In a recent article posted on the International Monetary Fund’s website, IMF experts include Ms. Era Dabla-Norris, Anne-Marie Gulde-Wolf and Mr. Francois Painchaud of the Asia-Pacific Department. According to the IMF, Vietnam’s successful control of the COVID-19 epidemic has suggested a roadmap to prevent this disease for other developing countries.
Opening the article, the expert group quoted the saying of President Ho Chi Minh – the beloved old father of the Vietnamese nation: “The storm is a good opportunity for pine and cypress trees to show their strength and strength. their steadfastness “. So far, Vietnam has shown strength and consistency in dealing with the “COVID-19” storm and is a successful example of how a developing country can fight a pandemic such as how.

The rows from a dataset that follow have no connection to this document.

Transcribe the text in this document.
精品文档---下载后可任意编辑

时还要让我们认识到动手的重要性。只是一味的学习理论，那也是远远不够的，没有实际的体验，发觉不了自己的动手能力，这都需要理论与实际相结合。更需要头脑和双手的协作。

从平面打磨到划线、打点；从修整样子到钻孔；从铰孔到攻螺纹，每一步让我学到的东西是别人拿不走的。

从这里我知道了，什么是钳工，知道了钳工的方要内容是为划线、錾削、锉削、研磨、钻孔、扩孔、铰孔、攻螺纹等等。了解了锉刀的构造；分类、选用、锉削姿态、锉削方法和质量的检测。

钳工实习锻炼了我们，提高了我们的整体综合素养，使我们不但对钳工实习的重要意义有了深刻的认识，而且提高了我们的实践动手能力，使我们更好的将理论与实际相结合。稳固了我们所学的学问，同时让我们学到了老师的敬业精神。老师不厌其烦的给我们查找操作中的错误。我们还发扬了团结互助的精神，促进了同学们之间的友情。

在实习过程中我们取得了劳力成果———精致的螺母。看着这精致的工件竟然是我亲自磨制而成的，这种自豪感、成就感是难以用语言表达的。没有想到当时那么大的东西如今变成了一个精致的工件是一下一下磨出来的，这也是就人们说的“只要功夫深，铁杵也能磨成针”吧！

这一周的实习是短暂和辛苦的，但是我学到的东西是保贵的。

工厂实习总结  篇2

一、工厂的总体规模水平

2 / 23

From the outset, the fight against COVID-19 is expected to be tough. Vietnam is said to be very vulnerable due to its long border and strong trade with China, densely populated urban areas and limited health infrastructure.
However, the cost-effective strategy to prevent disease has helped Viet Nam to only 370 cases of COVID-19 recorded (as of July 11), and no deaths have occurred to the population. nearly 100 million people. Vietnam was one of the first countries to remove almost all of its domestic epidemic control measures. Vietnam’s successful strategy draws on experience from previous disease outbreaks, such as Severe Acute Respiratory Syndrome (SARS) in 2003.
From a very early stage, the Prime Minister of Vietnam has determined people’s health priority over economic issues. The anti-COVID-19 strategy has been quickly implemented with the help of military forces, police and branches from all levels to top, etc. This is a unique feature of Vietnam.
So far, Vietnam has successfully restricted the spread of SARS-CoV-2 virus, but also cannot avoid the economic impact. The weaker domestic and external demand is expected to slow down economic growth significantly, from nearly 7% in recent years to 2.7% in 2020.
However, the economic impact is expected to be less than that of most countries in the region. The prospect of recovery seems positive when the social isolation measures are removed, businesses are back in business and consumers are flocking to shops and restaurants.
There were signs of domestic recovery such as retail sales and industrial production that recovered from a low level during the period of social isolation. Nevertheless, strong and sustained growth will also require economic recovery in Vietnam’s trading partners.
Immediately after China officially informed the World Health Organization (WHO) about some cases of abnormal pneumonia on December 31, 2019, Vietnam completed its health risk assessment.
As of January 21, the Ministry of Health has issued guidance on prevention, control and detection of cases. Before the end of January, Vietnam issued a National Response Plan and established a National Steering Committee for Disease Prevention and Control COVID-19. This is very important for all levels, sectors and governments to coordinate action and propaganda.
Strict preventive measures are gradually implemented, including health checks at the airport, keeping contact distance, banning entry to foreign visitors, and requiring a 14-day quarantine for those from the country. In addition to Vietnam, schools are closed and public events canceled.
Wearing masks in public places has been strictly enforced even before WHO recommendations, along with requiring disinfectant handwashing in public areas, workplaces and apartment buildings. Non-essential services have been closed nationwide and strict travel restrictions imposed for the first 3 weeks of April 2020 across most of the country.
While developed countries conduct large-scale mass testing at a higher investment cost, Vietnam focuses on suspected and high-risk cases. IMF data shows that Vietnam only performed 350,000 tests, a very small percentage of the total population, but it was very effective.
Along with that, Vietnam also applies tracing and isolation methods on a large scale, to F3 objects. Communities that are positive for COVID-19 are quickly tested and quarantined, helping to limit spread within the community.
It is estimated that nearly 450,000 people have been isolated in hospitals, state-controlled facilities or self-isolated. Vietnamese citizens receive free treatment and isolation at the hospital.
Early prevention and use of available public facilities and military barracks shows cost effectiveness. The government estimates that the budget to cope with the disease is about 0.2% of GDP, of which about 60% is spent on equipment, medical supplies and the rest for disease prevention activities.
People’s solidarity and consensus are the key factors of success. From the very beginning, the propaganda of the disease and the strategy to prevent the disease were very transparent.
Detailed information on symptoms, preventive measures and test sites (COVID-19) has been communicated through mass media, government websites, across industry levels, posters in hospitals, offices, apartment buildings and markets, via cell phone messages and as voice messages before a phone call can be made.